[EM] So I got an email...
Richard Lung
voting at ukscientists.com
Sun Apr 10 01:18:50 PDT 2022
As recently written in my Winners or representation thread, I don't think the failure to achieve a Condorcet winner, as in Burlington justifies calling the preference voting system used, a mistake. It is an adverse consideration but not a definitive mistake. And as a 1 in 135 occurence, it is not highly significant -- not significant enough, in my opinion, to justify over-loading RCV with a CW veto on the result. I might compare it to leaving the scaffold on a building as a permanent feature.
RCV could be improved. -- I invented such a system, Binomial STV that works in single districts as well as multi-member districts (tho single districts do not work nearly as well as [STV] multi-member districts). However I would not dream of employing an improved system (BinomialSTV) without test elections, which I would naturally like it to receive, before official employment.
Regards,
Richard Lung.
On 10 Apr 2022, at 2:49 am, robert bristow-johnson <rbj at audioimagination.com> wrote:
... from Rob Richie. I am trying to be nice (because I'm in the last throes of my struggle to keep Vermont from repeating a mistake) and I saw a small numerical error in the FV page at https://www.fairvote.org/research_rcvwinners regarding non-monotonicity (and Burlington 2009). So I wrote him (the first time since 2017) and he wrote back. That's a lot better than I can say for Aaron Hamlin.
Anyway, in our friendly back-and-forth, Rob brought up a contrived example of an election where they purport that Hare works better than Condorcet. In this rhetorical example there is a dead-tie symmetry. And Rob suggested that it gets resolved with "RCV - Jump ball" or "jump ballot". What, exactly, is "jump ballot"? Is it drawing a ballot out of the entire pile at random? Like sortition?
FYI This is the context:
___________________________
A and B, polarizing candidates
C is Condorcet candidate in third
1st choices
A - 40%
B - 40%
C - 20%
Preferences (honest)
ACB - 40%
BCA - 40%
CAB - 10%
CBA - 10%
RCV - Jump ball
Condorcet - C wins 60%-40% over both A and B
BUT... polls show this to be the case, and backers of A and B both know the only way they can win is to keep C out of it. So their backers bury C
Preferences (strategic, both major campaigns)
ABC - 40%
BAC - 40%
CAB - 10%
CBA - 10%
C is no longer the condorcet winner, as both A and B seem to defeat C by 8-020. The winner will be decided by a jump ballot tally between A and B. Strategy worked
Let's suppose only one side decides to do this. It probably backfires, but still gives them a chance depending on the tiebreaker., So you might get:
Preferences (strategic, only 1 major campaign - backers of B)
ACB - 40%
BAC - 40%
CAB - 10%
CBA - 10%
Condorcet: C over B 60-40 but A over C 80-20 and jump ball with A and B. So B voters may end up helping A win if they lose the jump ballot, they create a cycle and then win an IRV tiebreaker if they win the tiebreaker between A and B.

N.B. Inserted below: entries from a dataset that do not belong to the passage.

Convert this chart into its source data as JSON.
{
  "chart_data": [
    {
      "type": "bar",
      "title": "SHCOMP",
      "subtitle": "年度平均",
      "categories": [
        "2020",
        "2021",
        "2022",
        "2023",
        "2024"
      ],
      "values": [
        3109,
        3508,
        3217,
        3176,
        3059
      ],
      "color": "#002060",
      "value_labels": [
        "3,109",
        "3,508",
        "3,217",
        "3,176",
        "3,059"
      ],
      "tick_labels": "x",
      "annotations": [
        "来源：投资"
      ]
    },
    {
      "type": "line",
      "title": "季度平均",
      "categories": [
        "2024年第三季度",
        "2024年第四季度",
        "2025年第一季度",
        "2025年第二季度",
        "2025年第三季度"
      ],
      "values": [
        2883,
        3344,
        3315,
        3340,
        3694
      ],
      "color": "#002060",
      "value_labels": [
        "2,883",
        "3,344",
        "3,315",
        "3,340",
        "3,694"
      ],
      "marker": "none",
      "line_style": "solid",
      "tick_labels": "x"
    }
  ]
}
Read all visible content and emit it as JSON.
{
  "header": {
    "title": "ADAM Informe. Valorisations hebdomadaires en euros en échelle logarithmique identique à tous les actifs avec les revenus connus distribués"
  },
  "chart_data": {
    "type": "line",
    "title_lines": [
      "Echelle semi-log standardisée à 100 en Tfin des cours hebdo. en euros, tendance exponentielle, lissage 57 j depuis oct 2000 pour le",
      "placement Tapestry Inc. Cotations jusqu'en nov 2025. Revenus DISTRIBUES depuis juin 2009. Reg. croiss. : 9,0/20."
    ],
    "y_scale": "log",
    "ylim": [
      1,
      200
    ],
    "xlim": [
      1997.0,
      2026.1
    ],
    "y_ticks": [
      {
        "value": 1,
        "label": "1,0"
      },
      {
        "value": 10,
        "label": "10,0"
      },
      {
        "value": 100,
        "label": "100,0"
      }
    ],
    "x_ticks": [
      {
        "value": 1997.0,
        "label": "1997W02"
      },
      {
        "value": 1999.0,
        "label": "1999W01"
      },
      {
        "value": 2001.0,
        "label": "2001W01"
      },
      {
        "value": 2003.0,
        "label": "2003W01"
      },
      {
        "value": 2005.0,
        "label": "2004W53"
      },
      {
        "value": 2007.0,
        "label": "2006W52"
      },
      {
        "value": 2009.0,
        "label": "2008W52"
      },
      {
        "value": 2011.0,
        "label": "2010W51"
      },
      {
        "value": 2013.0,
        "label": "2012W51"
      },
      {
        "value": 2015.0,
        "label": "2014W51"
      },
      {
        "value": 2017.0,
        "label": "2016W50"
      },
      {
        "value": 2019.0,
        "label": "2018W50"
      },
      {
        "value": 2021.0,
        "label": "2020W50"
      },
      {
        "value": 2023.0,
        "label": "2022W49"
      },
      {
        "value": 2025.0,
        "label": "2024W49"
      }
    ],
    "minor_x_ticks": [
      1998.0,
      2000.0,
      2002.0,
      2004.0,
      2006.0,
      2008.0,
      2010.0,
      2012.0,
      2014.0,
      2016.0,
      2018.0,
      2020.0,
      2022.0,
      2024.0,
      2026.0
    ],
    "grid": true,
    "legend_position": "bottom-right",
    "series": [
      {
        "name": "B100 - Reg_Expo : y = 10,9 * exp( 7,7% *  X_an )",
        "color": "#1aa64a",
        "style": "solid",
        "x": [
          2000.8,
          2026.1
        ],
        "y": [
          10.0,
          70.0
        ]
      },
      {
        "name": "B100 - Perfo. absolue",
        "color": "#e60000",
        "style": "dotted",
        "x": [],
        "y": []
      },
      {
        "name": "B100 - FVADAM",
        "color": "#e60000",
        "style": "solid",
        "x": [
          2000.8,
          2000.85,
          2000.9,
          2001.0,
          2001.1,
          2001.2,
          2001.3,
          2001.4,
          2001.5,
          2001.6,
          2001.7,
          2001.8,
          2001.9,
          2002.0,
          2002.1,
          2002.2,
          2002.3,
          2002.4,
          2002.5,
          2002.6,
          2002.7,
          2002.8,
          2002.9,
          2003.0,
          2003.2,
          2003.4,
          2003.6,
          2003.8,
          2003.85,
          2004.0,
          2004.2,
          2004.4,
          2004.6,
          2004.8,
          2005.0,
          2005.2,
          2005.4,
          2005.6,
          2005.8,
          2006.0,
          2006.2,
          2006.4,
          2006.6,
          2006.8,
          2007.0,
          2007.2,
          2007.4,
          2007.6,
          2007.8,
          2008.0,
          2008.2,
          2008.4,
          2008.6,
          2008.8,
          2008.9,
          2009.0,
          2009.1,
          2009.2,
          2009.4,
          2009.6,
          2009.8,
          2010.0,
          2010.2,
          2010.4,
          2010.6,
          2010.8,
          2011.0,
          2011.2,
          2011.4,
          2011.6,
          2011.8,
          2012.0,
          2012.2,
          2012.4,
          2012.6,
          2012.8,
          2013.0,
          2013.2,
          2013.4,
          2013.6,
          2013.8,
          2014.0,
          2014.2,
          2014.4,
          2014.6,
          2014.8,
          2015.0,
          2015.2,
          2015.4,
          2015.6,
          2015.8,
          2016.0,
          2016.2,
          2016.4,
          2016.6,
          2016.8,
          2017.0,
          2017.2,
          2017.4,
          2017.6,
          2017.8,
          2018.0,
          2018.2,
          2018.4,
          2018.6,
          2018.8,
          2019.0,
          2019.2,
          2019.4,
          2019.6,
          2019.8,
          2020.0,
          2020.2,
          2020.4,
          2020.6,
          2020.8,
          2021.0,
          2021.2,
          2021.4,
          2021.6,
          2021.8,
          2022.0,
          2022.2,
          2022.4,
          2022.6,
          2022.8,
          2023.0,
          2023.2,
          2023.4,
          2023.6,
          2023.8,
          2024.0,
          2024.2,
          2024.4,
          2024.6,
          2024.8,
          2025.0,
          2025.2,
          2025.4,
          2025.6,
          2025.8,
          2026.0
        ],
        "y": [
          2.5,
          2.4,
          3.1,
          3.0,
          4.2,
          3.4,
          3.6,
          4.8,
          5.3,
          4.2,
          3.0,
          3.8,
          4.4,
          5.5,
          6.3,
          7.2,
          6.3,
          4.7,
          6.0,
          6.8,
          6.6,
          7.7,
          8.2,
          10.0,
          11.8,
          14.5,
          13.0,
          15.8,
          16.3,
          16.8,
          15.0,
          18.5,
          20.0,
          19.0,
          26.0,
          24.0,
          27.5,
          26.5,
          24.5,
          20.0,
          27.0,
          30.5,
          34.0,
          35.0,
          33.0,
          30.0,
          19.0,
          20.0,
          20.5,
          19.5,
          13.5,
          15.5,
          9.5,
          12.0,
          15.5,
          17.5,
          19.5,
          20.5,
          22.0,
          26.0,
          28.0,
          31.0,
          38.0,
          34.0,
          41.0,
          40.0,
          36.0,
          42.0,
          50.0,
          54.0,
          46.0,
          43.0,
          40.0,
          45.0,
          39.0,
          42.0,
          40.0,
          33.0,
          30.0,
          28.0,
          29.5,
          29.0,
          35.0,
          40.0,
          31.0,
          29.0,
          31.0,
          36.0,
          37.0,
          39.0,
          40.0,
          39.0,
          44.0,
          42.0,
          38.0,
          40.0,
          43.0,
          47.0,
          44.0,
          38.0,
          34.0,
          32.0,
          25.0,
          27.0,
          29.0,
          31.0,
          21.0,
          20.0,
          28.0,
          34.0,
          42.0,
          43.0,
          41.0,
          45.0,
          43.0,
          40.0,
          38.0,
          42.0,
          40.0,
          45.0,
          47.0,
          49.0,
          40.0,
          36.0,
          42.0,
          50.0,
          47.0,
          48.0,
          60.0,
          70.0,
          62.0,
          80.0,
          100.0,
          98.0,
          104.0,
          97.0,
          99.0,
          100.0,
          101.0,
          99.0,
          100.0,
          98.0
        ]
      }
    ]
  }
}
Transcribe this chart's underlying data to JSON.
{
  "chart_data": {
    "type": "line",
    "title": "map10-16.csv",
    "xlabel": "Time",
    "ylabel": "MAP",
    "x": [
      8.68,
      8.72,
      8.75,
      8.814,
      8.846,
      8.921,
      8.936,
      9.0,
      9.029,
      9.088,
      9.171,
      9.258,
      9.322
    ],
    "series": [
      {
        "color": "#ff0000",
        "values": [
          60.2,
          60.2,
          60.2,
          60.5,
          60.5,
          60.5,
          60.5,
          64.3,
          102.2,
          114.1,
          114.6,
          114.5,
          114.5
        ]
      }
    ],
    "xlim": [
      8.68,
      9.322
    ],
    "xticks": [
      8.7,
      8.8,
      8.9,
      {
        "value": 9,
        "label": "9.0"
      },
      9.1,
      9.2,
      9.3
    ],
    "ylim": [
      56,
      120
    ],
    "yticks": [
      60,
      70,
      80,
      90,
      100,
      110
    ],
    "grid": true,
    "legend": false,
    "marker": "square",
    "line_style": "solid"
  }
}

___________________________
I don't mind hearing opinions from anyone on the list about this scenario, but what I most want is a good understanding of exactly what Rob means by "jump ballot". (And I know I could ask him, but I wanna ask you dawgs instead.)
I told Rob about my paper about Burlington 2009. https://tinyurl.com/2tety9tj I dunno if that was a mistake or not.
About my struggle in Vermont: I have gotten the attention of several legislators in Vermont. Several RCV bills have stalled and languished in committee and will die when this legislative session ends at year's end. But the Burlington RCV charter change has been revived and has passed the Vermont House (but they took out the specific language of exactly how the RCV election method will work, bumping that back to Burlington city council). It's going before the Vermont Senate Government Operations Committee in the near future and I expect to be visiting the state capitol again to lobby.
I thank y'all.
robert
--
r b-j . _ . _ . _ . _ rbj at audioimagination.com
"Imagination is more important than knowledge."